Он подошел к ней. Надеясь на поцелуй, она улыбнулась и подняла к нему лицо.

— Доброе утро. Как себя чувствуешь? — Прохладное приветствие прозвучало как пощечина.

Сдержав обиду, она ответила:

— Как заново родившаяся… Я… я не знаю, как мне удалось так заспаться.

— Хозяйка хотела отнести завтрак наверх. — Он поставил чемоданчик на комод. — Но я подумал, что лучше тебя не беспокоить.

— Ты выглядишь так, будто уже переделал кучу дел. — Элизабет старательно изображала оживление.

— Я был на косе. По ней уже можно двигаться. Я там нашел вот это.

Открыв пакет, он вытащил из него ее сумку.

— Она, конечно, промокла и в песке, но отделения закрыты на молнию, так что все должно быть на месте. Надо будет только просушить.

— Спасибо. — Элизабет схватила сумку. К счастью, медальон Генри и ключ от Кентль-коттеджа не пропали. Банкноты размокли, но кредитки, глубоко засунутые в пластиковые кармашки бумажника, почти не пострадали.

— Еще годятся?

— Кажется, да.

— Тебе, конечно, стало легче на душе?

— Конечно, — согласилась она. — Главное, нашелся ключ от коттеджа. Было бы неудобно, если бы я его потеряла. Есть еще один, но он… — Она осеклась — что-то она много болтает. Это нервное.

Куинн взглянул на часы.

— Ланч уже ждет внизу. Вчера вечером ты почти не ела, так что сегодня, я думаю, наверстаешь.

— А ты?

— Я решил не тратить время на ланч, хотелось бы поскорее уехать.

У нее вдруг стало сухо во рту.

— Н-но ты не поедешь голодным?

— Я поздно завтракал.

— А куда ты едешь?

— В Лондон.

— Без меня?

— Мне надо там заняться кое-какими делами. Я подумал, что тебе будет лучше отдохнуть здесь.

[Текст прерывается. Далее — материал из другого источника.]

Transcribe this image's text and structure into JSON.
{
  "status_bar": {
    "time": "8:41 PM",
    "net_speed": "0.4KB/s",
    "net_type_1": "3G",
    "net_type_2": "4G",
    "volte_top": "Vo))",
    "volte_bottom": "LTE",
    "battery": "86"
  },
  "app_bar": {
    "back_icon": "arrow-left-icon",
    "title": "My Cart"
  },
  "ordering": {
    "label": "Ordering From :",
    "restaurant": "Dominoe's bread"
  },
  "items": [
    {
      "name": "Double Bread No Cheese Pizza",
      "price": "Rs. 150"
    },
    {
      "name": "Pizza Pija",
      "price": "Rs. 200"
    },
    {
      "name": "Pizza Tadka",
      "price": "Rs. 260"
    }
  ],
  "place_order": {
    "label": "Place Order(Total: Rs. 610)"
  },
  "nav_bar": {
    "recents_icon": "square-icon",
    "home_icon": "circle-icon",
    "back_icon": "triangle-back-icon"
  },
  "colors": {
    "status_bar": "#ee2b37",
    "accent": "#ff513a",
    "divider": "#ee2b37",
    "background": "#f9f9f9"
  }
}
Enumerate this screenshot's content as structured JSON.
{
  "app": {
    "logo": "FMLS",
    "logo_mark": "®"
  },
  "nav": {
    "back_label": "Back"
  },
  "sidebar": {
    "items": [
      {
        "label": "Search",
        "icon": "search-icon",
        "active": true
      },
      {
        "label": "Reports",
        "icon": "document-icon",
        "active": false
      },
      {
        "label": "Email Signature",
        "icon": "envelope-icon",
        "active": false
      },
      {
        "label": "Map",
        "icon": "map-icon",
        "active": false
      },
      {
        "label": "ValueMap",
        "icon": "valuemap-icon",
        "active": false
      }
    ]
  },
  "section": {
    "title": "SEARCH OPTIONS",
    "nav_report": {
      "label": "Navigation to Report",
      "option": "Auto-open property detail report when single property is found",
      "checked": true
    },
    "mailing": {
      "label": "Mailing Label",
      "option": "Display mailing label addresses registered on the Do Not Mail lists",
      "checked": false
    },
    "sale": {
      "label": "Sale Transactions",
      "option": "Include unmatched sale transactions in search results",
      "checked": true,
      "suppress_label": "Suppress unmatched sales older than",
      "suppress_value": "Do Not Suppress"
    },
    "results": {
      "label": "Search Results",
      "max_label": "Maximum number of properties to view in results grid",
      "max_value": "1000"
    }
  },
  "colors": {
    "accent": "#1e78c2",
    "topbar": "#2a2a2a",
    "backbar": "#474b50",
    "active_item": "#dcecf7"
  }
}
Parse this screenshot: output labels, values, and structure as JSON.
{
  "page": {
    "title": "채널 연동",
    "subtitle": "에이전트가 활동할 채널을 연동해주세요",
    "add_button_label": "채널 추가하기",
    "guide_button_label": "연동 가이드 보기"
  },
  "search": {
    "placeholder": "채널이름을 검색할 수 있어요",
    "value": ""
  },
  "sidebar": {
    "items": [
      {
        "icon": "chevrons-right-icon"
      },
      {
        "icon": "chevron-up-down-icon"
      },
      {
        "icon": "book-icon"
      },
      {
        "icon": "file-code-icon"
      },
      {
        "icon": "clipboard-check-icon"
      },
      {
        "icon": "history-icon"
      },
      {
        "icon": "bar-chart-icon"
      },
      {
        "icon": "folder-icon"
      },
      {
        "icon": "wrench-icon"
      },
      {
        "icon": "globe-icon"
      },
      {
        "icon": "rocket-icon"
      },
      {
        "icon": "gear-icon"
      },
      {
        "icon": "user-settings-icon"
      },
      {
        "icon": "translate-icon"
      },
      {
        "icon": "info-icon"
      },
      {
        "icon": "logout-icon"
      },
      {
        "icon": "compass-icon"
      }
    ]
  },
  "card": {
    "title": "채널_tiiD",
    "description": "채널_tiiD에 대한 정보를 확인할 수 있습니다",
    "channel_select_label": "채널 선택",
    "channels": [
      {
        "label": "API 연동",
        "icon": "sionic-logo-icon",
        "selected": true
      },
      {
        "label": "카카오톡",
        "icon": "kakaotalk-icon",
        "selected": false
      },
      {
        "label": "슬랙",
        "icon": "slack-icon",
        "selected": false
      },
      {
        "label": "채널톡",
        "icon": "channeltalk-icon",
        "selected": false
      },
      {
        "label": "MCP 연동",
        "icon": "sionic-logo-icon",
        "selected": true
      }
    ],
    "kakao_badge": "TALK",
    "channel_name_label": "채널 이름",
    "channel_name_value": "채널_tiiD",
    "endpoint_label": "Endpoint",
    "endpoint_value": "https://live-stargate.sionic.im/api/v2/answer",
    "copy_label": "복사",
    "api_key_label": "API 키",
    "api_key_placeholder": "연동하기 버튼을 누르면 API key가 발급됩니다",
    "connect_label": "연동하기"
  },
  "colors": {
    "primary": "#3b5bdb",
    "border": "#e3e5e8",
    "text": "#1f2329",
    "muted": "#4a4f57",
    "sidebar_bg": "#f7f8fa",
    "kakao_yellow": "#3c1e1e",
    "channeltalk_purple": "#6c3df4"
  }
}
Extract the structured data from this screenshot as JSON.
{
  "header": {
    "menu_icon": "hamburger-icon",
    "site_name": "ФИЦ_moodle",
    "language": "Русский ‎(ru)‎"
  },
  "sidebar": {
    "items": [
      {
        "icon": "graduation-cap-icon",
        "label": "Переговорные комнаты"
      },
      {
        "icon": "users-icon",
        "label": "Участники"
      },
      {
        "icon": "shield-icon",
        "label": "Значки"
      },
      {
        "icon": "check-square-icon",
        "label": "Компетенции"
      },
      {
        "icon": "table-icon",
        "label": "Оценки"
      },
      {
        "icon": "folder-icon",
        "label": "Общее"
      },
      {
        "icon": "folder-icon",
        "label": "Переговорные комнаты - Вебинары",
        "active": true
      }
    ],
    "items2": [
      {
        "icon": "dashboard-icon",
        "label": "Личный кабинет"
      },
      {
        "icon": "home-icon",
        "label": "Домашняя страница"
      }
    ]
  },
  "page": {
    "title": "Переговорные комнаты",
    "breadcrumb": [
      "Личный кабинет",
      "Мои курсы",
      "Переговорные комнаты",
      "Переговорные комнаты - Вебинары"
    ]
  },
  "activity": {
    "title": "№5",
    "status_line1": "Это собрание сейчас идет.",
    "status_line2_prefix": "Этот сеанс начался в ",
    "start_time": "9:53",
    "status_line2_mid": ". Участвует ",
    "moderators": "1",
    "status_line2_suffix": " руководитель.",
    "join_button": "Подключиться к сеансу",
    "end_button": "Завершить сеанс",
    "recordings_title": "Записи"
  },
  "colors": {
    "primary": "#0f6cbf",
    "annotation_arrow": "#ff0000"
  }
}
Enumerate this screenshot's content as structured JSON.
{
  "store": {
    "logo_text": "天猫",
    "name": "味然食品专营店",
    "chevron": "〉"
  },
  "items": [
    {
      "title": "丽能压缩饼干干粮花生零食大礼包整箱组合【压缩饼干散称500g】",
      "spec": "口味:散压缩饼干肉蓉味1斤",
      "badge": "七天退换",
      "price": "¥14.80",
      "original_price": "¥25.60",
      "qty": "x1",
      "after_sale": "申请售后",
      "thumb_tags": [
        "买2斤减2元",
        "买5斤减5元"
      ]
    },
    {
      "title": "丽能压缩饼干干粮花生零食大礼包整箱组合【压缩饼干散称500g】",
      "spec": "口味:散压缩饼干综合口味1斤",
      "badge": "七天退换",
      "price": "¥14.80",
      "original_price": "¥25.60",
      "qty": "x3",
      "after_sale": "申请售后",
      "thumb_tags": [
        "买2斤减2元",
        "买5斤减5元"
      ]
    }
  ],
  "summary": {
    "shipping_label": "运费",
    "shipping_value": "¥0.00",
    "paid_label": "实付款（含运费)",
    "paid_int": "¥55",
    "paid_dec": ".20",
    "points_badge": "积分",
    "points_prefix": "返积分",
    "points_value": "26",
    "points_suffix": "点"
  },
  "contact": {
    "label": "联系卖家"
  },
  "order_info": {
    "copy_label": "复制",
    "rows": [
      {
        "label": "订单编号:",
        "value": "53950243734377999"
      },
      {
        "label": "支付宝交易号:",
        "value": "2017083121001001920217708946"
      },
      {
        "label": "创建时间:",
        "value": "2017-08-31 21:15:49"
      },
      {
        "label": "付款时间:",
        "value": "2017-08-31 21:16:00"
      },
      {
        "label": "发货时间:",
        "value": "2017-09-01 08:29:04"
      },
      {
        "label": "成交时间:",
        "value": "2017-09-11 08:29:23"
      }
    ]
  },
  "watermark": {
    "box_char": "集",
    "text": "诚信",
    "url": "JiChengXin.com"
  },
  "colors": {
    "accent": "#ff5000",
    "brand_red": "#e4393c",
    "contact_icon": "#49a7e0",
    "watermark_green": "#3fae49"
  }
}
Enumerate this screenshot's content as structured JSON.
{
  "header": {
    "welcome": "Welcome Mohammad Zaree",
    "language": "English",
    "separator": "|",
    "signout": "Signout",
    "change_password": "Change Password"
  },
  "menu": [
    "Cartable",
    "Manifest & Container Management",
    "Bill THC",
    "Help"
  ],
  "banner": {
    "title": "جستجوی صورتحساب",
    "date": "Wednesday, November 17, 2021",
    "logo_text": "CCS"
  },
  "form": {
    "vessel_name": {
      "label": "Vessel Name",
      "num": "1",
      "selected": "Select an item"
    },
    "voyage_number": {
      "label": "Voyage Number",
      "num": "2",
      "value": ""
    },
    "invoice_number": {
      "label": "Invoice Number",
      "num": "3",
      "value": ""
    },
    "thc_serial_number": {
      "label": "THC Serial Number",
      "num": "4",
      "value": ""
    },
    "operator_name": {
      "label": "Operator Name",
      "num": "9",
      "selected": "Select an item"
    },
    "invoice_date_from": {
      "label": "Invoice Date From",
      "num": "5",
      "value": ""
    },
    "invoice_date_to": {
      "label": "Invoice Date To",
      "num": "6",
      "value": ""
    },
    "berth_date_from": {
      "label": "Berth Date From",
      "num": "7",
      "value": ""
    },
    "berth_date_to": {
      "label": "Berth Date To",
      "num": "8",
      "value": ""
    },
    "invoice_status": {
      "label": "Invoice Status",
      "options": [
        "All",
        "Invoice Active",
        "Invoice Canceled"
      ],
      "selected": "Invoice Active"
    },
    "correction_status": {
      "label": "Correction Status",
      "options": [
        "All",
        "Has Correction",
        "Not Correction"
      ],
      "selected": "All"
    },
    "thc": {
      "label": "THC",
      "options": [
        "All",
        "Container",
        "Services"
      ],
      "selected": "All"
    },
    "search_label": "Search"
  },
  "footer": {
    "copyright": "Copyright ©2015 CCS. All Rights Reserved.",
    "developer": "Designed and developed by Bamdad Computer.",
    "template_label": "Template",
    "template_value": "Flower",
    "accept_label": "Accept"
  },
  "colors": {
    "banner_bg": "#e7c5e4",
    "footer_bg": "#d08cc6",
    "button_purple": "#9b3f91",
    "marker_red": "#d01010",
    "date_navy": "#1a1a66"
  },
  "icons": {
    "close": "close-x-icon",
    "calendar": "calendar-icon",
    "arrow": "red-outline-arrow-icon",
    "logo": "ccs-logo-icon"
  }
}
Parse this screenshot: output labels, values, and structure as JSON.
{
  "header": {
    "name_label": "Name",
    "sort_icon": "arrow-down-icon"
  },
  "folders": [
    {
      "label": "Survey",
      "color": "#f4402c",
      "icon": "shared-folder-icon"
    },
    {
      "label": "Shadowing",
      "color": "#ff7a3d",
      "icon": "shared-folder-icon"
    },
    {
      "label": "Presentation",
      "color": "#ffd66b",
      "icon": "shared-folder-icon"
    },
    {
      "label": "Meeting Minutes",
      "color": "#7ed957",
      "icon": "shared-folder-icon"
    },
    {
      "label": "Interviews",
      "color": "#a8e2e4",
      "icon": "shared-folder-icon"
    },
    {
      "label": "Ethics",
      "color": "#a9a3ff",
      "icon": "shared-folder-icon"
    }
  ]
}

— А когда ты вернешься? — И Элизабет испуганно добавила: — Ты ведь вернешься?

— Да. Завтра, в течение дня. У меня еще есть дела в доме… Кстати, со счетом все улажено до завтрашнего утра. А если тебе понадобятся деньги, пока твои не успели высохнуть… — он положил пачку банкнот рядом с ее чемоданчиком.

Вот, значит, как. Он не верил, что она действительно хочет остаться с ним, и давал ей шанс уйти.

Нет, больше чем шанс. Он почти подталкивал ее.

Зачем? Испытывал? Или уже сам не хотел, чтобы она осталась?

Может быть, события прошедшего дня изменили не только ее, но и его?

Но ночью, когда она очнулась от кошмара, он назвал ее «любовь моя». Конечно, это было неискренне, но одно воспоминание о ласковых словах согрело Элизабет и укрепило ее решимость.

Взяв банкноты, она протянула их Куинну:

— Спасибо, это не понадобится. Я поеду с тобой.

Он устремил на нее изучающий взгляд.

— Ты уверена?

— Вполне, — беззаботно ответила она.

— Хочешь поесть на дорогу?

Она покачала головой.

— Я попрошу, чтобы мне дали с собой сэндвичей.